[Batch 1 : 12-25 June] The first two weeks of my project can be summed up in two words : "struggle" and "experiment". I'm still making it a habit to shoot with my iPhone, and although I'm getting the hang of it, it's always a conscious effort. There are times that I have to remind myself, and there are frustrations when I just forget to shoot lo-fi. Case in point : Day 5, I had a couple's engagement shoot and one of the locations was a graffiti wall. I told myself I'd shoot all that colorful art with my phone, but I totally forgot about it. By the time I remembered, I was on my way home, miles and miles away, so I had to find another scene to shoot, which, you will see, was a rice field I shot in HDR.
I've also been playing with the photo apps I have, and this early I have my regulars and favorites. There are so many variations that they offer in processing, doing it is definitely fun (if not time-consuming). Practice, practice, practice. A lot of trial-and-error. And thus, the first set of my '365 in Lo-Fi' project (click on thumbnails to view each photo in full, together with the caption about the apps I used) :
Recommended App : Snapseed (click the last thumbnail and view the caption for my comments about it)
On to the next ones. I'm getting there. Ciao!
Noted photographer Chase Jarvis said, "the best camera is the one that's with you". With the advent of mobile phones with better-than-decent cameras, more and more people have been snapping photos and sharing them online. I wasn't a fan at first because I didn't like one thing in particular : the lack of control. I hated the way that the user had little or no input how the photo capture would be done, no matter how many megapixels or how big the aperture the manufacturers equipped the built-in cameras with.
I also wasn't excited about how most people abused the "lomo" effect on their photos and proclaimed it as art. They would just take a photo of what they are eating/watching/doing/looking at, put the lomo effect/filter, share it online and pass it on as art. There's a quote by one of my photography mentors, Jo Avila, that truly applies in this case : It may be your art, but it's my opinion about your art that matters to me.
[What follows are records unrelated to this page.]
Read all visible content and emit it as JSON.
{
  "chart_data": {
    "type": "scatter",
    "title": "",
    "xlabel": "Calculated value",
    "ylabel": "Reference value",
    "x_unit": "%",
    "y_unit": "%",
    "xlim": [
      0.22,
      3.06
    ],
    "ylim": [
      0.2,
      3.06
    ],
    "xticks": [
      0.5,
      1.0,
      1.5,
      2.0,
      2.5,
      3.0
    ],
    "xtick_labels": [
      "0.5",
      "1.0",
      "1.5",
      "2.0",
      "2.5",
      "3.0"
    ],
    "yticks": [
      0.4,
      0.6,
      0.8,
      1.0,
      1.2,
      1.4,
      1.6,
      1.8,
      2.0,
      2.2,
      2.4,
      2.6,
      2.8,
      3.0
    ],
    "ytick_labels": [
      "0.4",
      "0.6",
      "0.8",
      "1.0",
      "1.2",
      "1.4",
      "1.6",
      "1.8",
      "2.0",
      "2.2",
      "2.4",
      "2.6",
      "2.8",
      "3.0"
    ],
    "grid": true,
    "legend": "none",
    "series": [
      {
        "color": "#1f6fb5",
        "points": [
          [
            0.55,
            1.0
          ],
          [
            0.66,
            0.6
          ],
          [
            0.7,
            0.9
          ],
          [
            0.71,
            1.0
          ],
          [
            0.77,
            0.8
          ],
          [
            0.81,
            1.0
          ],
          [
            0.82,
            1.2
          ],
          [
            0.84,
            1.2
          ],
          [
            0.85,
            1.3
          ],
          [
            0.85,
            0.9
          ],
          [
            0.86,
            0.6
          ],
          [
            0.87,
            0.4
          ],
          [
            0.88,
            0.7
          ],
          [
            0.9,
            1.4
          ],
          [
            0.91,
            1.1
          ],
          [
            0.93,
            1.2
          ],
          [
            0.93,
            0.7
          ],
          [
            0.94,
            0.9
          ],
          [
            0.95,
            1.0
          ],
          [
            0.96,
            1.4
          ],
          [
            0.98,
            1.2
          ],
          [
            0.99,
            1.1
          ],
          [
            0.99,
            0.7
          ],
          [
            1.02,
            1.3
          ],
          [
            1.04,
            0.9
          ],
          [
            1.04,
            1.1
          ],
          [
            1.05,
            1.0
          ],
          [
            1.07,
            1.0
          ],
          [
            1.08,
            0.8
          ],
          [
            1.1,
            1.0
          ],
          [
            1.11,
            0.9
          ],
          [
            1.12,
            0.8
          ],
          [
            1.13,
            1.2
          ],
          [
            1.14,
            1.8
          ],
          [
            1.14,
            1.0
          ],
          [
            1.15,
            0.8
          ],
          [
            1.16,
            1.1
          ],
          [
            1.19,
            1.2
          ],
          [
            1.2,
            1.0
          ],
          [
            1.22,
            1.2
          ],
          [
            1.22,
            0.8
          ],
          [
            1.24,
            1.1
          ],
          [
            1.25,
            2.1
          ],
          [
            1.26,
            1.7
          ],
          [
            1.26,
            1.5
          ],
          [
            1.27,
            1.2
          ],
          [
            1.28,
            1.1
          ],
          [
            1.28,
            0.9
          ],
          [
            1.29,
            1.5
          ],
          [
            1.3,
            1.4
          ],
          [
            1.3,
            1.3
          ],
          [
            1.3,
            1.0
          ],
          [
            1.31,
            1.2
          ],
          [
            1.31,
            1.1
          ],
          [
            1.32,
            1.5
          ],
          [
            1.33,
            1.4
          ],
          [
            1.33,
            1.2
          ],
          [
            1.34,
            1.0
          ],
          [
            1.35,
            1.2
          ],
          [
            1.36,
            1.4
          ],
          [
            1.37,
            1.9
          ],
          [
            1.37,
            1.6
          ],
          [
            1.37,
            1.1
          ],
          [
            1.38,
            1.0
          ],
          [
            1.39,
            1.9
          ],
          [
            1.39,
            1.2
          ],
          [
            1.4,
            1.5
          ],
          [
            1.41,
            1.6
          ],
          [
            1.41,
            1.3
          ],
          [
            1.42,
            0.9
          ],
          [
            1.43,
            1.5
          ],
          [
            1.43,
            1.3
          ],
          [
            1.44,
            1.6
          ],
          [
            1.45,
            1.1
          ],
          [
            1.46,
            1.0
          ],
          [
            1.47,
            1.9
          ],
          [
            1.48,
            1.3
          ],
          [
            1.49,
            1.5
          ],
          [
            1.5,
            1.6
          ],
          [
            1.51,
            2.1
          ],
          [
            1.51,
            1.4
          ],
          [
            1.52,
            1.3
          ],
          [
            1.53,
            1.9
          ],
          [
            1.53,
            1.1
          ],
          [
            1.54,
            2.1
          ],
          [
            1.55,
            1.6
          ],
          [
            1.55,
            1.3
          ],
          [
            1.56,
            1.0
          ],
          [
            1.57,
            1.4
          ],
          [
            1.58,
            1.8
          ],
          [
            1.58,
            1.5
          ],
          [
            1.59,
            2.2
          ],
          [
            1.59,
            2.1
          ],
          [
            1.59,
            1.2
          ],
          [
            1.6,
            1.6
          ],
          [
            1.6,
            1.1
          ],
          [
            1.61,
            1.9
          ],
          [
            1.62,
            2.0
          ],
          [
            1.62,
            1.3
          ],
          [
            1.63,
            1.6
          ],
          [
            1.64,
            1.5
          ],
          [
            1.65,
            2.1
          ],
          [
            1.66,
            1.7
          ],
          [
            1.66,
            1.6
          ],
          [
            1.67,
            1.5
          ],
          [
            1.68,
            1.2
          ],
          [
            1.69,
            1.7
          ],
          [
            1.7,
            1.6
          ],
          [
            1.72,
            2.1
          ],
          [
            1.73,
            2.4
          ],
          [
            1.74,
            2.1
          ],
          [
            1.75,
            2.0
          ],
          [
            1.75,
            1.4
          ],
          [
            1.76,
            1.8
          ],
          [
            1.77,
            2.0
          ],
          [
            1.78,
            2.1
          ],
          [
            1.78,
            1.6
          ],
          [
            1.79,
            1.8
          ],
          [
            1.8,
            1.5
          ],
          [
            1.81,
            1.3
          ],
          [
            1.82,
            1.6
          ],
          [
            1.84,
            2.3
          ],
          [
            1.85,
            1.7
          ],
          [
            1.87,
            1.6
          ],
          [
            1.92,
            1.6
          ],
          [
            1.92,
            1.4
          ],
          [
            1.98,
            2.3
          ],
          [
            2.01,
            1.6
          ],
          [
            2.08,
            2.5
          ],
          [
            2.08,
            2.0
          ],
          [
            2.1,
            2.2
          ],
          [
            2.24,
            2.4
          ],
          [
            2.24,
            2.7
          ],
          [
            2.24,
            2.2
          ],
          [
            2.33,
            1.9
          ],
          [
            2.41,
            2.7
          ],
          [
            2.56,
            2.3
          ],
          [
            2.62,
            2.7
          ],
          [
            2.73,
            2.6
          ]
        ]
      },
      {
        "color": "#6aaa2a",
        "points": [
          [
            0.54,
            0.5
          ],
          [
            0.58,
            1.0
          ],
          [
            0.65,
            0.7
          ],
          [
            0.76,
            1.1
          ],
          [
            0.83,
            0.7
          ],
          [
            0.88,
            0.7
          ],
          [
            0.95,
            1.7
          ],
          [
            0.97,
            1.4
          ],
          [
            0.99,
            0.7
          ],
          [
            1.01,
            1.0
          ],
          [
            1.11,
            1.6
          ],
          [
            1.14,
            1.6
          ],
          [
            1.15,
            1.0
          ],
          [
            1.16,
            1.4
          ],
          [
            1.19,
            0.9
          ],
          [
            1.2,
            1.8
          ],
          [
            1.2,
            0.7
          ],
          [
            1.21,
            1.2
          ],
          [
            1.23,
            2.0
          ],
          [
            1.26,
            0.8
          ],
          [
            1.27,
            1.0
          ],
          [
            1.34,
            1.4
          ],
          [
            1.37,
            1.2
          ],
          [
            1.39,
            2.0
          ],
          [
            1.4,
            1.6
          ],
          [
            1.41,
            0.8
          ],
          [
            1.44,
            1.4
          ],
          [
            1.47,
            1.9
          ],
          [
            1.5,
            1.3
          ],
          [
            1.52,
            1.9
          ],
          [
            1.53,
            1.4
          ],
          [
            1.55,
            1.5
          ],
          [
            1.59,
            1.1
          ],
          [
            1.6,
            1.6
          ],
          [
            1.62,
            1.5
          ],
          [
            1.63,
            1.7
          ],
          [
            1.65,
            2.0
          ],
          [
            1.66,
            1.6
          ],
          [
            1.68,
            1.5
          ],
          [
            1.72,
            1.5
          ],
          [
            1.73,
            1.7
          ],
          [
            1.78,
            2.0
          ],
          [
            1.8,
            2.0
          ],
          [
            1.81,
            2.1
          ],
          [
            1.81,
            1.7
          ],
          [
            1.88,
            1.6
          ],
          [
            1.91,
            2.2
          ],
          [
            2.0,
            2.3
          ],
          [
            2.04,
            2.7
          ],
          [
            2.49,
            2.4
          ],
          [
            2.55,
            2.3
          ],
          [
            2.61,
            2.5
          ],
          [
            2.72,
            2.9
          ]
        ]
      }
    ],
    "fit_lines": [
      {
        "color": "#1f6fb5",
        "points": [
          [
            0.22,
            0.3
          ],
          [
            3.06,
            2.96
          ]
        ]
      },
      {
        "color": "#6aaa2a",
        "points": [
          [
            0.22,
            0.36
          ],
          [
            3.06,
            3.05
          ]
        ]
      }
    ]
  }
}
That's why I kept myself from taking mobile phone photography seriously. I didn't want to get myself lazy and dependent on that lomo look, and I didn't want the camera to dictate the settings. However, in recent months, I've seen some great iPhone captures online. I must admit I was inspired by them - great composition, good exposure, and tasteful processing that doesn't kiss lomo's ass. In particular, I was impressed at how my friend Arfel Leonardo was able to maximize the iPhone's capability in churning out good photos. That was the start of my curiosity. I then kept an eye on Apple's App Store and found a lot of useful apps that actually hack the iPhone's camera settings and some gorgeous processing apps that allow both global and selective processing. To compound matters, I've been getting desperate to shoot. The lack of time and opportunities for the past 2 months have made me itchy to shoot, and all these time the camera that's always with me is the one on my iPhone. I just knew, I would be giving iPhoneography a dedicated attempt.
And here it is. After familiarizing myself with the apps, I've decided to go all-in. My project starts June 12, Philippine Independence Day, because this is sort of a revolution itself. Mobile phones have given the masses greater access to photography (either by capturing photos or being exposed to photos online). The optics have improved, the operation has become easier, and post-processing is now an available option. Truly, photography has been changed. Whether for the better or for worse, we have yet to see. So I'll jump right in and give my fair share.
It's strictly a photo a day, but I'll be posting the photos on two-week intervals. All photos will be captured AND processed on my iPhone. I'll mention the apps that I used to give the viewer an idea (maybe they're interested in iPhone photography too) of how the photos were achieved. And, in case you're asking, I termed this an iPhotography project, not an iPhoneography project, because I plan on using my iPad as well.
Let's do this!!!
365 in Lo-Fi
For a whole year (365 days), I took a photo with my mobile phone camera and presented them here, in batches. Lower quality as the technology is still improving, just the same phone photography has altered the way people take and look at pictures.